Село это когда-то принадлежало гетману Мазепе, а потом М. П. Миклашевскому, храброму воину, сражавшемуся под знаменами Суворова. В роду Миклашевских было два декабриста – муж дочери Бригтен и сын Александр Михайлович, принимавший участие в восстании Черниговского полка. Недавно скончался внук декабриста, профессор Харьковской консерватории Осип Михайлович Миклашевский. Детство его прошло в Понуровке, куда наведывался Рубец, чтобы послушать игру маленького Оси.

Небольшой автобус повез меня из Стародуба в Понуровку.

Я не знал, где живет бывшая учительница Тросницкая. Было очень рано, и я бродил возле заросшего камышом озера, пока не наткнулся на усатого крепкого старика, удившего рыбу. Мы разговорились, и старик назвался племянником Тросницкой. Тут же выяснилось, что он знал моего отца и прочую родню, а посему, воспылав ко мне доверием и нежностью, смотал удочки, и мы бодро зашагали на другой конец озера.

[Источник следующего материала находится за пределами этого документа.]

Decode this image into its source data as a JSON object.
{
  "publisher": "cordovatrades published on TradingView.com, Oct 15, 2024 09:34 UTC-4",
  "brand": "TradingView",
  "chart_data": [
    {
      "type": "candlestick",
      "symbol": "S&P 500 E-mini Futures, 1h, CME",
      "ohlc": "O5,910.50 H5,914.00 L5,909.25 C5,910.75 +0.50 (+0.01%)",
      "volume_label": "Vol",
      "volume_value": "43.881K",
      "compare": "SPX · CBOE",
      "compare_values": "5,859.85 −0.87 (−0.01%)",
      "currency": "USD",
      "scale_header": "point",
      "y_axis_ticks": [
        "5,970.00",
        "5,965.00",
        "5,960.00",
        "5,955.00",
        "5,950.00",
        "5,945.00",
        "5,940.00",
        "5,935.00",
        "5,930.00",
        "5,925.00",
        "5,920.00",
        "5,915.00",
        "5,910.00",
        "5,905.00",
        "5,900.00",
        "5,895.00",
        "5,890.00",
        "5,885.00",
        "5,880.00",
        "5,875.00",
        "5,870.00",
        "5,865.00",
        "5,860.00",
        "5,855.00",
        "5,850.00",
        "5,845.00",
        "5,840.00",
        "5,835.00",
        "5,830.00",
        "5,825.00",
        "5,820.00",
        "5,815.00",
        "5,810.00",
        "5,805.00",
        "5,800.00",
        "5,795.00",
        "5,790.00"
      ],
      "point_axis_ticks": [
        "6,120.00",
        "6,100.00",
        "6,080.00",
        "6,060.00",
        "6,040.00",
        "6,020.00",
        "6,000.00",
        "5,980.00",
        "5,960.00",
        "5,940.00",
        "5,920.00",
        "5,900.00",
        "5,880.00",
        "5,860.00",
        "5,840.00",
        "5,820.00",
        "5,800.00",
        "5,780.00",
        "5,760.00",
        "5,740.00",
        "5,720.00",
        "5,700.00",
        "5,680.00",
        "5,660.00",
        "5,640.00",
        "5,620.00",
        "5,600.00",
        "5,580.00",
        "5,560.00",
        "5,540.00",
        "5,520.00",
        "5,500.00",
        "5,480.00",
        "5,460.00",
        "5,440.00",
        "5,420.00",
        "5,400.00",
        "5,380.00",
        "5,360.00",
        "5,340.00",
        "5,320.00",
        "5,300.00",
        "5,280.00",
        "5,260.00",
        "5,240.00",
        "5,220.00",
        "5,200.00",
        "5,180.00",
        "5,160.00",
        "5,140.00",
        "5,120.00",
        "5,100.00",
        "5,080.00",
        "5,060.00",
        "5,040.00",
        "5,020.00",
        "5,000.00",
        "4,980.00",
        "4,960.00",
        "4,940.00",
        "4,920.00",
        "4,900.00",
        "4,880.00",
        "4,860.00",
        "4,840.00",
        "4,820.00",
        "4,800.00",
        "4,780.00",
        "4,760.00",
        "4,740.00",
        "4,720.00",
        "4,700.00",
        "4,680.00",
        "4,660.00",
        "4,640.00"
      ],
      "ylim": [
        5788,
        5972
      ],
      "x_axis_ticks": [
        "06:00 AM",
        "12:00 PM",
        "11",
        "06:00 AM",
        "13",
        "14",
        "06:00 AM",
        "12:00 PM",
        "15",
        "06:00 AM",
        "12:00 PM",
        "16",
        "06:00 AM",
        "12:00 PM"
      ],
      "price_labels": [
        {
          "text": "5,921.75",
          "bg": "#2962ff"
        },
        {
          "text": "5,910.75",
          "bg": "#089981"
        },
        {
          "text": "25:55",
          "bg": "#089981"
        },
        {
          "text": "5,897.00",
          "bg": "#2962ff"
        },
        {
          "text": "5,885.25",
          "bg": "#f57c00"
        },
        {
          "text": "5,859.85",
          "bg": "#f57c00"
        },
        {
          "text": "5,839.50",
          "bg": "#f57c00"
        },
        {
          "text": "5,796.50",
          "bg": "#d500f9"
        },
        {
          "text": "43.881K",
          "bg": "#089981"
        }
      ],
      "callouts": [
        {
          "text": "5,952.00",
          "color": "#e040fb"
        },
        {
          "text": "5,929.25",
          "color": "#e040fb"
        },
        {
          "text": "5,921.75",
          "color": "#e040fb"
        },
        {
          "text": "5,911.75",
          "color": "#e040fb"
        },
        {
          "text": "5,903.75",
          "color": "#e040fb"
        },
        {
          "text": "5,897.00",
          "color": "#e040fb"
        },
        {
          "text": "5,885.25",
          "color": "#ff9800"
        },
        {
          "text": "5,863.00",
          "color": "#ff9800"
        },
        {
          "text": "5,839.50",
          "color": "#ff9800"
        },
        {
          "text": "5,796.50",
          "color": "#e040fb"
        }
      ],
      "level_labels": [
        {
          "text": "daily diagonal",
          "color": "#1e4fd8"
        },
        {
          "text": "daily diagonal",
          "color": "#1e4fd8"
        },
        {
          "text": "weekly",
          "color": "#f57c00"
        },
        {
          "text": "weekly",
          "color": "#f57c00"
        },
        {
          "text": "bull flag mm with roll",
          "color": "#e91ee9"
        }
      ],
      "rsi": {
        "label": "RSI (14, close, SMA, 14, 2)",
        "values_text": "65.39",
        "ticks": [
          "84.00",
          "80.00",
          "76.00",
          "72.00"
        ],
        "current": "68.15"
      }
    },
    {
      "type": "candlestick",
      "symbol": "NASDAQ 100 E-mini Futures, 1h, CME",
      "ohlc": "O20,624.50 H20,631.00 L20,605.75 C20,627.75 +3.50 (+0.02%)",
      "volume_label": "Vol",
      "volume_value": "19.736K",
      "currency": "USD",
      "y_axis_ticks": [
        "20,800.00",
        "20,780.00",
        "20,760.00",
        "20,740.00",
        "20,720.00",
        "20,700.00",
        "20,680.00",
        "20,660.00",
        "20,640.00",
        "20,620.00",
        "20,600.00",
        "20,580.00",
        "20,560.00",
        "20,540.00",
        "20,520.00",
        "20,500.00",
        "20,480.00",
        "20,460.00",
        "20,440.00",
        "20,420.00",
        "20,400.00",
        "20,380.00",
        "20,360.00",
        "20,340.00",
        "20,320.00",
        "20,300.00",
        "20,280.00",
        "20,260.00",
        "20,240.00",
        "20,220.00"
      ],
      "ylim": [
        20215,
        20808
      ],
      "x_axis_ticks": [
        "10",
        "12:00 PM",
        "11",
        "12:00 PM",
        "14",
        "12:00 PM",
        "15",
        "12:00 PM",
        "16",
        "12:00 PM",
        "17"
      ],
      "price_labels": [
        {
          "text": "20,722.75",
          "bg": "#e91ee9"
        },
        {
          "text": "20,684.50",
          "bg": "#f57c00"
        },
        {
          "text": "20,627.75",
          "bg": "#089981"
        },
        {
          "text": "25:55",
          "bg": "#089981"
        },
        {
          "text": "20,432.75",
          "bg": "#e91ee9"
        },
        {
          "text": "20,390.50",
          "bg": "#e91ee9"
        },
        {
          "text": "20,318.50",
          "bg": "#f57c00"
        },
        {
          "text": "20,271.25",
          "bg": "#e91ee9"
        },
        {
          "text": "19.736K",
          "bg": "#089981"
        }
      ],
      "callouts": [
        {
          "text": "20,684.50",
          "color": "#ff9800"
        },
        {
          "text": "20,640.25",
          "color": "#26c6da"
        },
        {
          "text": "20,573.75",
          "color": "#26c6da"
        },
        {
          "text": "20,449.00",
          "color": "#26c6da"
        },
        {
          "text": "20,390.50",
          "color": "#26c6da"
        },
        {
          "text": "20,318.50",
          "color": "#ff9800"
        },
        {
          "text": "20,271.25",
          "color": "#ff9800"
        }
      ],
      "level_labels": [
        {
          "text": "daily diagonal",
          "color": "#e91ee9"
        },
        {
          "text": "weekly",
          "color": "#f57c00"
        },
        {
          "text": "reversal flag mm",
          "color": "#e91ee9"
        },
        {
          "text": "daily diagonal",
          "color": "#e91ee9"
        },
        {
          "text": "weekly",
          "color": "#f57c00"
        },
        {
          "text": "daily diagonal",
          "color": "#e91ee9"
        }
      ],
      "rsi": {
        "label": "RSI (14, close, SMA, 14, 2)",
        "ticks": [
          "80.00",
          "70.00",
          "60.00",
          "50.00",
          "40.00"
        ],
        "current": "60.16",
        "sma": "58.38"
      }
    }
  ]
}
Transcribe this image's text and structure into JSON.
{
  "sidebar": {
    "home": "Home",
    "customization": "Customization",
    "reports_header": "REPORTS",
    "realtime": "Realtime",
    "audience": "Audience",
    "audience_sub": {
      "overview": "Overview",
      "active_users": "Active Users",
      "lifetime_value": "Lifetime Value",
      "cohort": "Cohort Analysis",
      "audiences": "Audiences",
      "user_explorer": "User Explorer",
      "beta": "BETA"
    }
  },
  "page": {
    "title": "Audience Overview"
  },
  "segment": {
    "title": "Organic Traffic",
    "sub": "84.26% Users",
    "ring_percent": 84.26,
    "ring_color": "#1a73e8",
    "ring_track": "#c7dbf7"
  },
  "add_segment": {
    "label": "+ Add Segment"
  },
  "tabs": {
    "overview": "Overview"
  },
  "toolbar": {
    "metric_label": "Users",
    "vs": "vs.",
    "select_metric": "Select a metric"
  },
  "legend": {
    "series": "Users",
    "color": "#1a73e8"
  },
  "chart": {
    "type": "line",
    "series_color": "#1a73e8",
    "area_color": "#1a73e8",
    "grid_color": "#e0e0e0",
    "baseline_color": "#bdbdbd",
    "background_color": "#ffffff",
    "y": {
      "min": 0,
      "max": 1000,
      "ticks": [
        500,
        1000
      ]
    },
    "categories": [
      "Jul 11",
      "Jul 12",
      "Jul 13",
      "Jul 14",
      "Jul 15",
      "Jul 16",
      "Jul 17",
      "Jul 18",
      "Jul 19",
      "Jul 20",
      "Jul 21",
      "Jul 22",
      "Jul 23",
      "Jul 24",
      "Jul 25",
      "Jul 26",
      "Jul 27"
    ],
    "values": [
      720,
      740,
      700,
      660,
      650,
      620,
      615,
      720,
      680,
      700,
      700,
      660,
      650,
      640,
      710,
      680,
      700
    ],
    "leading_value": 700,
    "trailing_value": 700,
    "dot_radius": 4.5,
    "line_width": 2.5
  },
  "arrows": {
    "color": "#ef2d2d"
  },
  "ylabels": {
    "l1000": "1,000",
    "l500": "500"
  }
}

Александра Михайловна уже бодрствовала. По стариковской привычке она встала часа в четыре и теперь хлопотала по хозяйству, проворно шаркая ногами в стоптанных матерчатых туфлях. Она принесла из другой комнаты старую фотографию, и я увидел на ней знакомую фигуру Запорожца. Рубец стоял возле юной Тросницкой, игравшей на гуслях.

Потом мы пошли на другую, нежилую, половину дома, и там среди старой мебели, растрепанных книг и прочего ненужного имущества я увидел рассохшиеся гусли из карельской березы. Александра Михайловна осторожно дотронулась до струн, и они тихо и печально зазвенели. На этих гуслях много лет назад Рубец исполнял свои песни.

Говорят, что Тросницкой он посвятил несколько стихотворений, на слова которых сам писал музыку. Одно из них мне продиктовал Хомутов:


У моря сижу на утесе крутом,

мечтами и думами полный.

Лишь ветер да тучи, да чайки кругом,

кочуют и пенятся волны.

Знавал и друзей я, и ласковых дев,

их ныне припомнить хочу я...

Куда вы сокрылись? Лишь ветер да рев,

да пенятся волны, кочуя.


Слово «рёв» здесь надо произносить по- старинному – «рев», как пел в былые годы Рубец.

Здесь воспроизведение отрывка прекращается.